On the other hand, AI companies contend that their systems promote innovation by learning from existing works to generate novel content. They argue that requiring payment for every piece of training data could stifle the development of AI technologies, which have the potential to revolutionize industries ranging from healthcare to education. The outcome of these lawsuits could set critical precedents for how copyrighted material is used in AI development and whether tech companies will need to negotiate licensing agreements with content creators.
Microsoft has not yet publicly commented on the lawsuit, but the company has previously denied using customer data from its Microsoft 365 applications to train AI models, emphasizing that its practices comply with legal standards. The tech giant’s partnership with OpenAI, which powers ChatGPT, has also drawn scrutiny, with OpenAI facing its own copyright lawsuits from authors and news organizations.

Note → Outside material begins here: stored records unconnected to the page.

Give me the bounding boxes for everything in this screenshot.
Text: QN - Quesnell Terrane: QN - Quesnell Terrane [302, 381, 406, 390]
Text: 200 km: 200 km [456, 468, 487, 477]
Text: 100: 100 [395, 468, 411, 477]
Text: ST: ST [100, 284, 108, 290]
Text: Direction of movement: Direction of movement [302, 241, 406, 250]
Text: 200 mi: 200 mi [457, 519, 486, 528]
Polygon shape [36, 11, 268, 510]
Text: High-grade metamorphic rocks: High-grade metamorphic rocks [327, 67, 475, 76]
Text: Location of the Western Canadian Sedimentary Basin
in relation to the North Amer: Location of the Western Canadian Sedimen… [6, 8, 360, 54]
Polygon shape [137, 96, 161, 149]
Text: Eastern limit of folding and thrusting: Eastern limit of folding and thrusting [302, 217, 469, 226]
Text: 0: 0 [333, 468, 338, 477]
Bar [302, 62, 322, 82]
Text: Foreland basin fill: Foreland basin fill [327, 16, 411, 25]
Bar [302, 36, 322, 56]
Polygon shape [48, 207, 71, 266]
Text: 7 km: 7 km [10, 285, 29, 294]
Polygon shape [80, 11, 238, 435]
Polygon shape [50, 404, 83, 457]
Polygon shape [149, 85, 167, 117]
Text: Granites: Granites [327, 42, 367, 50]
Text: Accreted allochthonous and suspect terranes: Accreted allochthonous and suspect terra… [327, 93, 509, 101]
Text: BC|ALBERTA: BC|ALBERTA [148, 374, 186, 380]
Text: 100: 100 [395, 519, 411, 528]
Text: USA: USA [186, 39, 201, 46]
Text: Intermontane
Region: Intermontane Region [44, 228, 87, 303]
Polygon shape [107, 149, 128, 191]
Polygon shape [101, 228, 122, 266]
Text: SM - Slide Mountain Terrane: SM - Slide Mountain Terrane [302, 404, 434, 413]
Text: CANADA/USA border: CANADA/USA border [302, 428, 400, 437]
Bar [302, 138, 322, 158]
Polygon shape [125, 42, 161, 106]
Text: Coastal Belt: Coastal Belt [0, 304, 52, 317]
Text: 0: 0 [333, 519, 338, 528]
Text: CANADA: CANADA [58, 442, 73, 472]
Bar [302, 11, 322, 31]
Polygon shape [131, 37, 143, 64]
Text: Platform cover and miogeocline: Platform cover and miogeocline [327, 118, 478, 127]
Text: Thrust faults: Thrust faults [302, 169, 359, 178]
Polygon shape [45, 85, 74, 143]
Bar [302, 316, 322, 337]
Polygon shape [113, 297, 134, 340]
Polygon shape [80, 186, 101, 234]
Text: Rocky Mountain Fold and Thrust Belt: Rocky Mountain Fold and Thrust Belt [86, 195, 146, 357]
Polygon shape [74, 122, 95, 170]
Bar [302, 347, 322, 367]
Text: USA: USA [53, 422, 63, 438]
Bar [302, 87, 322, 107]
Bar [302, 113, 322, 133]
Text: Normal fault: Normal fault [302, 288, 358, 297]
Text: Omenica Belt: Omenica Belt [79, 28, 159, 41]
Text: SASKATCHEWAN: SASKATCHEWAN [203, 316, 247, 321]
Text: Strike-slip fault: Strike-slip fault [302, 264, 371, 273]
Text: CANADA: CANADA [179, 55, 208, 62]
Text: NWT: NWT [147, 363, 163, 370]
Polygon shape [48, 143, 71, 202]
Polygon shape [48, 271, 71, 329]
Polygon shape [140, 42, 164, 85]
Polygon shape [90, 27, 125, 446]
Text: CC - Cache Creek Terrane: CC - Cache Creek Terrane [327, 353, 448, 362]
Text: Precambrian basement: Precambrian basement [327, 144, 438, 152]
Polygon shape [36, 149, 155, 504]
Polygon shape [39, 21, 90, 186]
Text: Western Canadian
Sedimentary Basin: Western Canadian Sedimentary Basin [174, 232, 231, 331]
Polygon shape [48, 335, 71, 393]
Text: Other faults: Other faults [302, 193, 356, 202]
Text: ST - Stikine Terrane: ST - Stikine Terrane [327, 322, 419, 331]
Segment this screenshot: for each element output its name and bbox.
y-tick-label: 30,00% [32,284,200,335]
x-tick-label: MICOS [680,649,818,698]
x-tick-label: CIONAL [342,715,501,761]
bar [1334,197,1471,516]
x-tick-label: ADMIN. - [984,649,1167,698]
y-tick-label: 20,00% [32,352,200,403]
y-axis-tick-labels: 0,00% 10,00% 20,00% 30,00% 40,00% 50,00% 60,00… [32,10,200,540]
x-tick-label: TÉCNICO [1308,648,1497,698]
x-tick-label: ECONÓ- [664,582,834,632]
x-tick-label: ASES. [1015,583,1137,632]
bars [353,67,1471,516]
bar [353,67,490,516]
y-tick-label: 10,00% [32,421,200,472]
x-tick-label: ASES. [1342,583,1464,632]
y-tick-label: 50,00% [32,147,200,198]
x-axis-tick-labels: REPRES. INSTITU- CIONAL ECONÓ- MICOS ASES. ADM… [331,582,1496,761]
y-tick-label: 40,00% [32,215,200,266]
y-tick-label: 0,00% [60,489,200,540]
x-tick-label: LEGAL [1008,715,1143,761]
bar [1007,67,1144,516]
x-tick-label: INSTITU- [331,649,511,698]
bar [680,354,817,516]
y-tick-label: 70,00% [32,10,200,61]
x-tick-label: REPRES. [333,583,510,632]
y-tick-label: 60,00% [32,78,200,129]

The broader creative industry is grappling with the implications of generative AI. Major record labels have sued AI music generators, while photography giant Getty Images has taken legal action against Stability AI over the use of its images in AI training. The New York Times and Dow Jones have also filed lawsuits against AI companies for alleged copyright infringement, signaling a growing push to protect intellectual property in the age of AI.
As the Microsoft lawsuit moves forward, it will likely intensify debates over the balance between technological innovation and the rights of content creators. Legal experts anticipate that the case could influence government policies on copyright protections for AI, both in the United States and globally. In the UK, for instance, Getty Images’ ongoing lawsuit against Stability AI is expected to shape copyright law and inform regulatory frameworks.
For authors like Kai Bird, Jia Tolentino, and Daniel Okrent, the lawsuit represents a stand against what they see as the unauthorized exploitation of their life’s work. As one of the plaintiffs’ attorneys stated, “We’re not opposed to innovation; we’re opposed to the theft behind the innovation.” The resolution of this case could determine whether tech companies like Microsoft can continue to use vast datasets of copyrighted material to fuel their AI ambitions or whether they will need to adopt new models of collaboration with creators.
The trial’s outcome, along with parallel cases, will likely shape the future of generative AI, intellectual property law, and the creative economy for years to come. As the legal battles unfold, the tension between technological progress and artistic rights remains at the forefront of this evolving debate.